CJ: No one’s ever leaving. The beats are too fire.
DL: Maybe it’s time to find a new muse
CJ: He’ll have to flop first. He and Trump have that in common. He’s the bag in perpetuity. Folk’ll jump ship as soon as it’s no longer a lucrative partnership. Well, that’s not fully fair. Folk stick around because they see something worth saving too. The real question in the current climate is what Kanye could possibly do to even lose his platform. Does de-platforming still exist in a climate where real outrage gets pawned off as “cancel culture”? Hmm. No?
SHS: You can’t really vote with your wallet anymore. It’s not hard to hate-listen to something. Kanye’s not going anywhere, but I do wonder if he’ll be able to find his musical center again. He does seem to be looking for it.
CJ: The day he got sick of blazing trails and decided he wanted to make hit records again was a dark day. Fishing for hits worked wonders for the clout but not for the creativity. The songs on the X and Tekashi albums are embarrassments to the talent people signed on for in the first place. (Note that none of them broke Top 40.)
Is there any insight to be gained by listening to all five of these albums in a row? Any larger themes that become clear?
CJ: We should throw the whole year in some kind of museum of extraordinary circumstances for beating out Katy Perry’s 72-hour live YouTube experiment as the purest modern exercise in celebrities handling internet scrutiny poorly. Watching it unfold the first time was so stressful, I literally shivered at the idea posed in the question here. Full disclosure: I got a couple Daytona and K.T.S.E. slaps in a running party playlist I hear weekly. I listened to Ye and Ghosts to prep for this roundtable, and something still felt missing. Beautiful beats … RIP Aretha.

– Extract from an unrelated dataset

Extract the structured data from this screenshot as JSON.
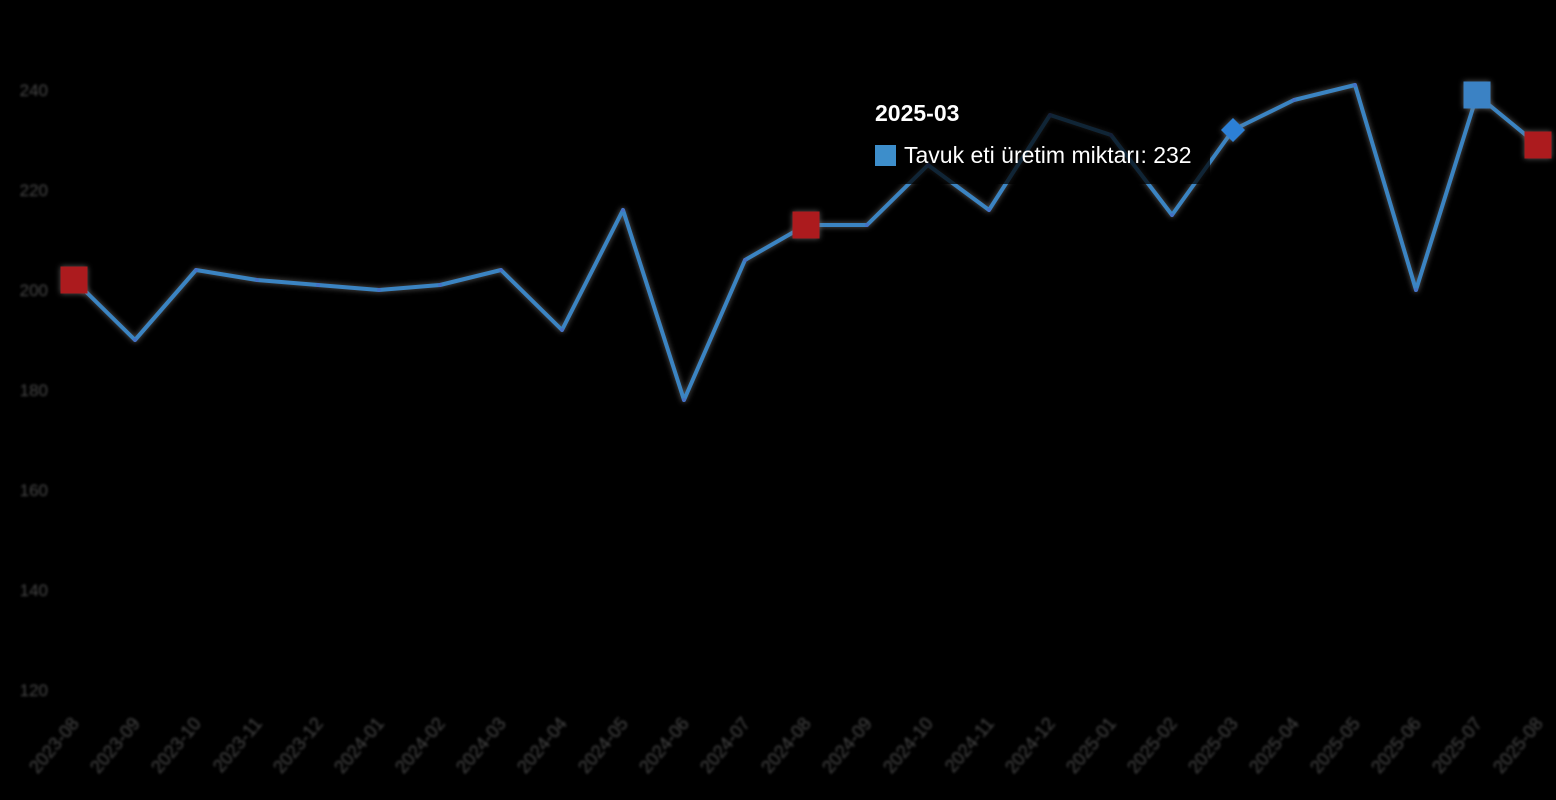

DL: There’s only a real connective tissue between Ye and KSG — they probably could’ve been a double album if Kanye really wanted to torture us any more than he already did — so that’s all I’d recommend for a back-to-back listening. The largest theme would’ve been revealed while processing this data dump in real time, which is that no one knows what the fuck to do with the idea of an album anymore and it’s doing a real number on the consumer. And maybe it’s what consumerism deserves. The fan, though — and I’m talking both the Yeezy hypebeasts who’ll buy into anything Kanye is selling and the purists who still hold real affection for Kanye’s production style — will happily adapt and go whichever direction the herd is moving. This much I’m sure of: Kanye wins. Maybe he’ll even win that Grammy for Producer of the Year, and that’s what all this fuss was really for.